| dc.description.abstract | Model predictive control has been a topic of research for approximately three decades, and is considered one of the most important advances in process control. In this project, a model to simulate predictive control applied to a two level inverter has been developed. The first step was to develop a Simulink model for testing of predictive current control. Sampling periods of 25 µs and 1 µs for the predictive control algorithm was tested, to investigate the effect the frequency of predictions has on the performance. The conclusion was that a higher sampling frequency results in a significantly better performance.
For experimental purposes, the predictive control algorithm will be executed on a FPGA. Xilinx System Generator (XSG) was used to adapt this part of the Simulink model to consist of blocks from the XSG, and the predictive control algorithm was altered to be suitable for execution on a FPGA. Switching frequency reduction was added to the predictive control. Simulation with only current control resulted in a switching frequency of 43.8 kHz, which is not feasible for use in a physical circuit. The weight assigned to the current reference tracking versus the weight of the switching frequency reduction, can be specified by the use of a weighing factor, A. Simulations with different values of A were performed, and this showed that the switching frequency can easily be reduced by increasing A, but the cost is a less accurate current reference tracking.

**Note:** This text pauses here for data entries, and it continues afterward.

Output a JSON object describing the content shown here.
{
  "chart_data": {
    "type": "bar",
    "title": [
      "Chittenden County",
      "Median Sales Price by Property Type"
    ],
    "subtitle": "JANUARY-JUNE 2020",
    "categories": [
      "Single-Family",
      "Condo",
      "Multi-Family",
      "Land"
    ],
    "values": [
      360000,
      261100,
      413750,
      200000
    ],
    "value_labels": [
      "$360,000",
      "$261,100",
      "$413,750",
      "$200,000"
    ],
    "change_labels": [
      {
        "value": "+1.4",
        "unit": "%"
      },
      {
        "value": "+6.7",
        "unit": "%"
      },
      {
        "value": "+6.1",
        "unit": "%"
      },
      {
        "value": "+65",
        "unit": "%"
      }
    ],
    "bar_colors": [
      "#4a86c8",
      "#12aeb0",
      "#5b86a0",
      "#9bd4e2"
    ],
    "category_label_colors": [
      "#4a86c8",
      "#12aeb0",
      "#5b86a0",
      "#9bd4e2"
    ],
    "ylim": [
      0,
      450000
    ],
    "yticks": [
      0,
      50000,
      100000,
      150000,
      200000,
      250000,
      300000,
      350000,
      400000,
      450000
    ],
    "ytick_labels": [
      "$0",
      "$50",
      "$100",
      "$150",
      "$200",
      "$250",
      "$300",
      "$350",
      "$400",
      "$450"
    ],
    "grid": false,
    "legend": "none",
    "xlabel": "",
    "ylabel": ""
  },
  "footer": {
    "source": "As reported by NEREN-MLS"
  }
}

The control method was tested in an experimental setup with a 20 kW IGBT inverter and a resistive inductive load. For this purpose the model was implemented in the RT-Lab environment, and custom RT-XSG communication blocks were inserted in the model to handle data transferring between the CPU, FPGA and inverter. The testing of the predictive control model on the experimental setup was not successful. There was no response from the system, and no switching occurred. It is believed that this is a result of an error in the data transfer from the CPU to the FPGA model. Troubleshooting to locate the error will be included in further work. | |